“Sob o Mesmo Céu” tem uma personagem, Capitã Ng, que se vê repetidamente tendo que explicar sua herança miscigenada e, ainda que desejemos ardentemente traçar um paralelo entre Cameron Crowe e o protagonista interpretado por Bradley Cooper, a atitude da militar vivida por Emma Stone deixa entrever mais daquele “a arte imita a vida” do que seria confortável para o diretor.

É esse Cameron Crowe que domina esta nova comédia romântica que pede, na verdade, implora, para cair nas graças da galera dos trinta anos que teve pelo menos um grande amor não resolvido na adolescência. É difícil vislumbrar traços do cara que fez “Quase Famosos” (2000) aqui, mas está longe de ser a primeira vez que isso acontece e estou longe de ser o primeiro a notar isso.

A pasteurizada trama é sobre Brian Gilcrest (Cooper), que volta à sua terra natal, o Havaí, para uma nova missão militar que lhe dará a chance de consertar um grande erro do passado. Ele tem a chance de rever uma antiga namorada (Rachel McAdams), agora casada com um piloto (John Krasinski), o que obviamente mexe com ele. Ele também se familiariza com a mencionada Capitã Ng (Stone), que é sua parceira oficial na missão.

A questão de descendência de Ng é uma piada recorrente, ou uma tentativa, e é aí que o paralelo com Crowe vinga: a sensação é a de que ele construiu um filme que não funciona por si só e que precisa ser explicado por alguém que tenha participado do processo criativo. Mesmo com a mais basilar das histórias, o diretor consegue o verdadeiro feito de criar um filme que não funciona como um todo: blocos narrativos se perfilam como se sem a devida quantidade de cimento para uni-los, o que coloca o filme numa posição extremamente vulnerável.

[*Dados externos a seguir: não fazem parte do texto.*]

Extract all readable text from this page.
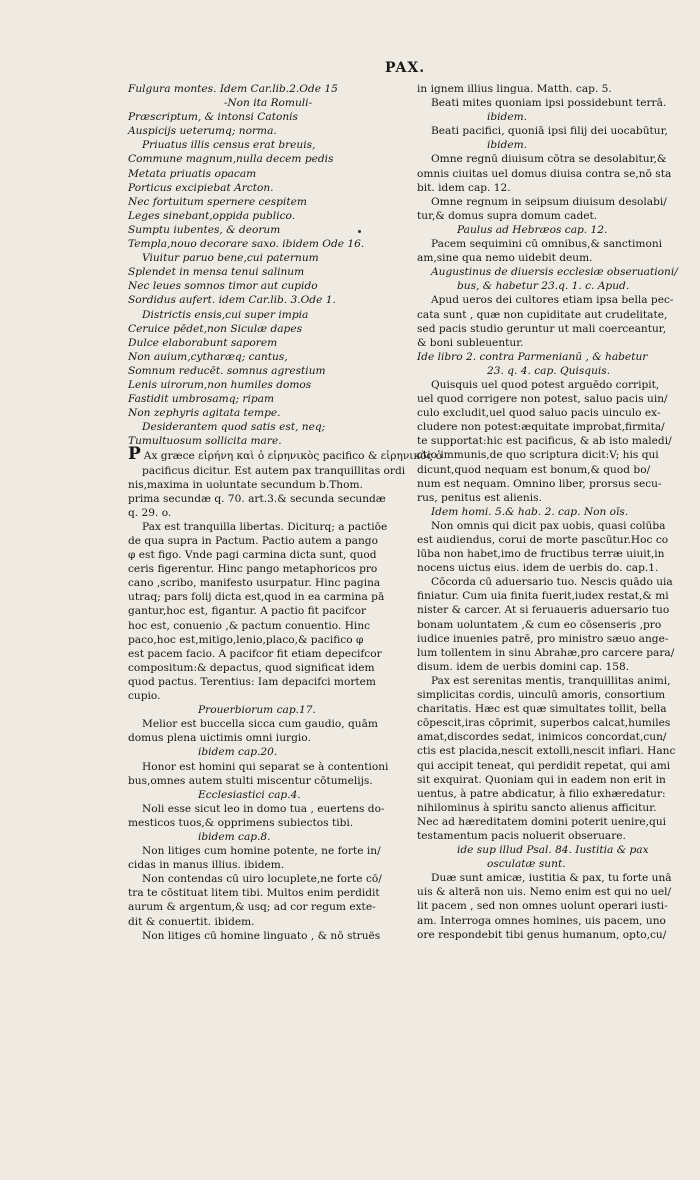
PAX.
Fulgura montes. Idem Car.lib.2.Ode 15
-Non ita Romuli-
Præscriptum, & intonsi Catonis
Auspicijs ueterumq; norma.
Priuatus illis census erat breuis,
Commune magnum,nulla decem pedis
Metata priuatis opacam
Porticus excipiebat Arcton.
Nec fortuitum spernere cespitem
Leges sinebant,oppida publico.
Sumptu iubentes, & deorum
Templa,nouo decorare saxo. ibidem Ode 16.
Viuitur paruo bene,cui paternum
Splendet in mensa tenui salinum
Nec leues somnos timor aut cupido
Sordidus aufert. idem Car.lib. 3.Ode 1.
Districtis ensis,cui super impia
Ceruice pēdet,non Siculæ dapes
Dulce elaborabunt saporem
Non auium,cytharæq; cantus,
Somnum reducēt. somnus agrestium
Lenis uirorum,non humiles domos
Fastidit umbrosamq; ripam
Non zephyris agitata tempe.
Desiderantem quod satis est, neq;
Tumultuosum sollicita mare.
P Ax græce εἰρήνη καὶ ὁ εἰρηνικὸς pacifico & εἰρηνικὸς ὁ
pacificus dicitur. Est autem pax tranquillitas ordi
nis,maxima in uoluntate secundum b.Thom.
prima secundæ q. 70. art.3.& secunda secundæ
q. 29. o.
Pax est tranquilla libertas. Diciturq; a pactiōe
de qua supra in Pactum. Pactio autem a pango
φ est figo. Vnde pagi carmina dicta sunt, quod
ceris figerentur. Hinc pango metaphoricos pro
cano ,scribo, manifesto usurpatur. Hinc pagina
utraq; pars folij dicta est,quod in ea carmina pā
gantur,hoc est, figantur. A pactio fit pacifcor
hoc est, conuenio ,& pactum conuentio. Hinc
paco,hoc est,mitigo,lenio,placo,& pacifico φ
est pacem facio. A pacifcor fit etiam depecifcor
compositum:& depactus, quod significat idem
quod pactus. Terentius: Iam depacifci mortem
cupio.
Prouerbiorum cap.17.
Melior est buccella sicca cum gaudio, quām
domus plena uictimis omni iurgio.
ibidem cap.20.
Honor est homini qui separat se à contentioni
bus,omnes autem stulti miscentur cōtumelijs.
Ecclesiastici cap.4.
Noli esse sicut leo in domo tua , euertens do-
mesticos tuos,& opprimens subiectos tibi.
ibidem cap.8.
Non litiges cum homine potente, ne forte in/
cidas in manus illius. ibidem.
Non contendas cū uiro locuplete,ne forte cō/
tra te cōstituat litem tibi. Multos enim perdidit
aurum & argentum,& usq; ad cor regum exte-
dit & conuertit. ibidem.
Non litiges cū homine linguato , & nō struës
in ignem illius lingua. Matth. cap. 5.
Beati mites quoniam ipsi possidebunt terrā.
ibidem.
Beati pacifici, quoniā ipsi filij dei uocabūtur,
ibidem.
Omne regnū diuisum cōtra se desolabitur,&
omnis ciuitas uel domus diuisa contra se,nō sta
bit. idem cap. 12.
Omne regnum in seipsum diuisum desolabi/
tur,& domus supra domum cadet.
Paulus ad Hebræos cap. 12.
Pacem sequimini cū omnibus,& sanctimoni
am,sine qua nemo uidebit deum.
Augustinus de diuersis ecclesiæ obseruationi/
bus, & habetur 23.q. 1. c. Apud.
Apud ueros dei cultores etiam ipsa bella pec-
cata sunt , quæ non cupiditate aut crudelitate,
sed pacis studio geruntur ut mali coerceantur,
& boni subleuentur.
Ide libro 2. contra Parmenianū , & habetur
23. q. 4. cap. Quisquis.
Quisquis uel quod potest arguēdo corripit,
uel quod corrigere non potest, saluo pacis uin/
culo excludit,uel quod saluo pacis uinculo ex-
cludere non potest:æquitate improbat,firmita/
te supportat:hic est pacificus, & ab isto maledi/
ctio immunis,de quo scriptura dicit:V; his qui
dicunt,quod nequam est bonum,& quod bo/
num est nequam. Omnino liber, prorsus secu-
rus, penitus est alienis.
Idem homi. 5.& hab. 2. cap. Non oīs.
Non omnis qui dicit pax uobis, quasi colūba
est audiendus, corui de morte pascūtur.Hoc co
lūba non habet,imo de fructibus terræ uiuit,in
nocens uictus eius. idem de uerbis do. cap.1.
Cōcorda cū aduersario tuo. Nescis quādo uia
finiatur. Cum uia finita fuerit,iudex restat,& mi
nister & carcer. At si feruaueris aduersario tuo
bonam uoluntatem ,& cum eo cōsenseris ,pro
iudice inuenies patrē, pro ministro sæuo ange-
lum tollentem in sinu Abrahæ,pro carcere para/
disum. idem de uerbis domini cap. 158.
Pax est serenitas mentis, tranquillitas animi,
simplicitas cordis, uinculū amoris, consortium
charitatis. Hæc est quæ simultates tollit, bella
cōpescit,iras cōprimit, superbos calcat,humiles
amat,discordes sedat, inimicos concordat,cun/
ctis est placida,nescit extolli,nescit inflari. Hanc
qui accipit teneat, qui perdidit repetat, qui ami
sit exquirat. Quoniam qui in eadem non erit in
uentus, à patre abdicatur, à filio exhæredatur:
nihilominus à spiritu sancto alienus afficitur.
Nec ad hæreditatem domini poterit uenire,qui
testamentum pacis noluerit obseruare.
ide sup illud Psal. 84. Iustitia & pax
osculatæ sunt.
Duæ sunt amicæ, iustitia & pax, tu forte unā
uis & alterā non uis. Nemo enim est qui no uel/
lit pacem , sed non omnes uolunt operari iusti-
am. Interroga omnes homines, uis pacem, uno
ore respondebit tibi genus humanum, opto,cu/
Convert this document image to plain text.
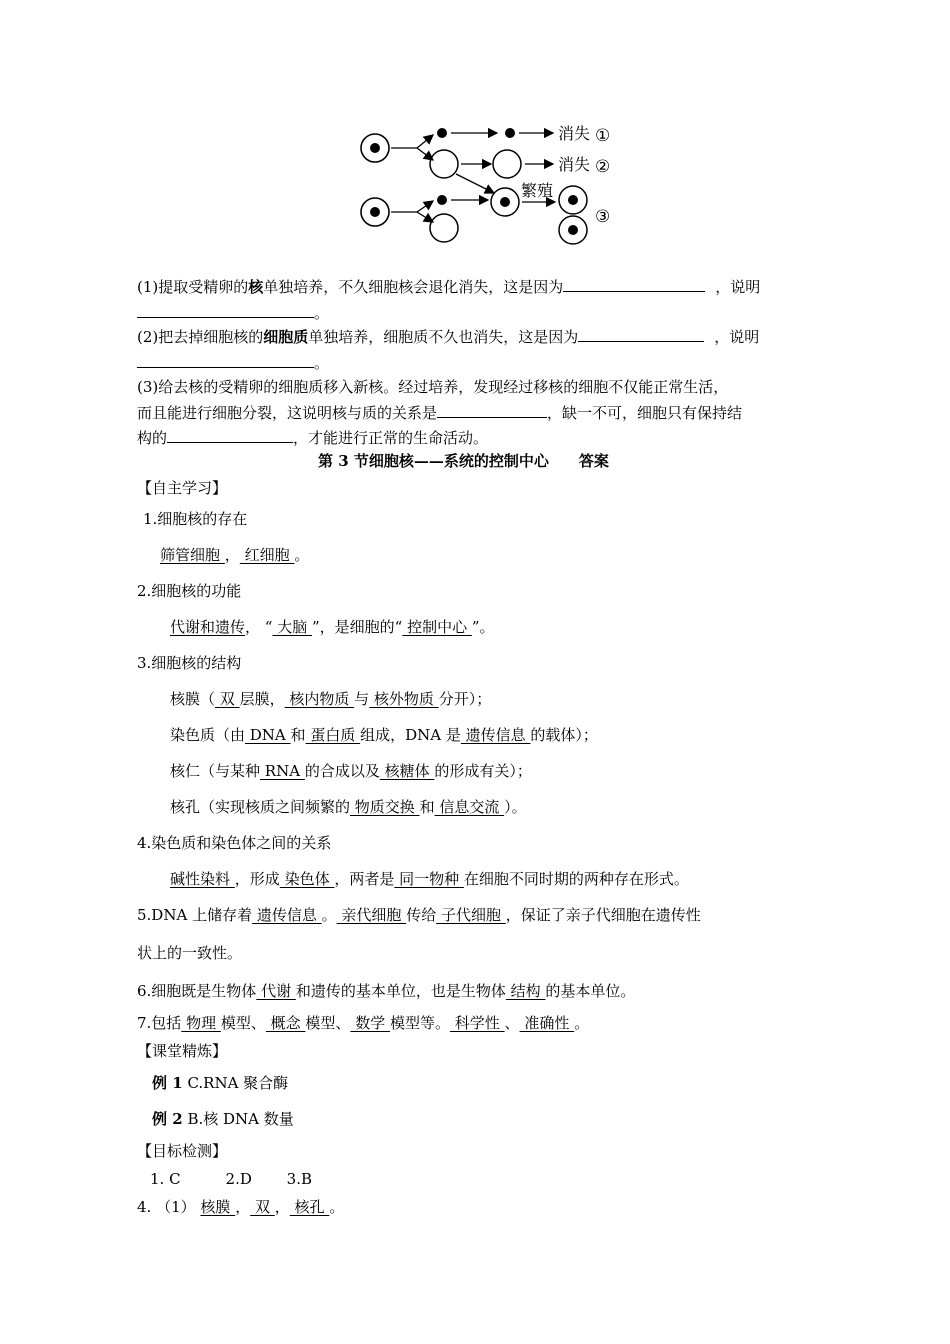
消失 ①
消失 ②
繁殖
③
(1)提取受精卵的核单独培养，不久细胞核会退化消失，这是因为	，说明
。
(2)把去掉细胞核的细胞质单独培养，细胞质不久也消失，这是因为	，说明
。
(3)给去核的受精卵的细胞质移入新核。经过培养，发现经过移核的细胞不仅能正常生活，
而且能进行细胞分裂，这说明核与质的关系是	，缺一不可，细胞只有保持结
构的	，才能进行正常的生命活动。
第 3 节细胞核——系统的控制中心　　答案
【自主学习】
1.细胞核的存在
筛管细胞 ， 红细胞 。
2.细胞核的功能
代谢和遗传， “ 大脑 ”，是细胞的“ 控制中心 ”。
3.细胞核的结构
核膜（ 双 层膜， 核内物质 与 核外物质 分开）；
染色质（由 DNA 和 蛋白质 组成，DNA 是 遗传信息 的载体）；
核仁（与某种 RNA 的合成以及 核糖体 的形成有关）；
核孔（实现核质之间频繁的 物质交换 和 信息交流 ）。
4.染色质和染色体之间的关系
碱性染料 ，形成 染色体 ，两者是 同一物种 在细胞不同时期的两种存在形式。
5.DNA 上储存着 遗传信息 。 亲代细胞 传给 子代细胞 ，保证了亲子代细胞在遗传性
状上的一致性。
6.细胞既是生物体 代谢 和遗传的基本单位，也是生物体 结构 的基本单位。
7.包括 物理 模型、 概念 模型、 数学 模型等。 科学性 、 准确性 。
【课堂精炼】
例 1 C.RNA 聚合酶
例 2 B.核 DNA 数量
【目标检测】
1. C　　　2.D　　 3.B
4. （1） 核膜 ， 双 ， 核孔 。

Segurando as pontas, temos uma trilha sensacional composta pelo duo Jónsi & Alex, que traz um charme eletroacústico que serve como contraponto à tradicional música havaiana que povoa o longa.

Além disso, “Sob o Mesmo Céu” conta com um elenco estelar que deus sabe como foi atraído para esse projeto. Bradley Cooper consegue levar o protagonista sem esforço algum basicamente pela falta de um conflito à altura de seu talento. Rachel McAdams também, até por familiaridade com o material (mais info: ver “O Diário de uma Paixão”). Temos pontas ilustres como o inigualável Bill Murray, e Alec Baldwin fazendo o durão descompensado e canastrão que todos conhecemos e confiamos.

Emma Stone está ótima no papel da capitã, confirmando seu poderio cômico (se é que era preciso) mesmo em um filme onde a maioria das piadas não funciona e mesmo com sua escalação sendo muito criticada por ser vista como o epítome de um roteiro que retira os havaianos de uma história que se passa no Havaí.

Considerando que a maioria da ação se dá entre americanos, em uma base americana, faz sentido não vermos tantos havaianos assim, sinceramente. Os que vemos são interpretados por atores locais e tratados com respeito na história, algo defendido por Crowe em entrevistas e do qual partilho.

Alhures, essa é uma problemática que surgiu em grau muito menor na mídia quando do lançamento de “Os Descendentes” (2011), de Alexander Payne, e o problema de “branqueamento” do elenco era muito mais sério naquele filme, do que só resta crer que boa parte da reação ruim veio da vontade de atacar Crowe, coisa que a imprensa especializada tem de sobra desde, pelo menos, “Tudo Acontece em Elizabethtown” (2005).

Enquanto estas acusações possam ser discutidas, o fato é que o diretor está preso em uma fórmula desgastada há algum tempo e só consegue momentos singelamente geniais em pequenas doses (uma importante cena entre os personagens de Cooper e Krasinski é impagável, por exemplo).

Problemático e insatisfatório, “Sob o Mesmo Céu” pode tornar Cameron Crowe um M. Night Shyamalan das comédias românticas em termos de carreira, e não vai ter personagem engraçadinha que dê jeito nisso.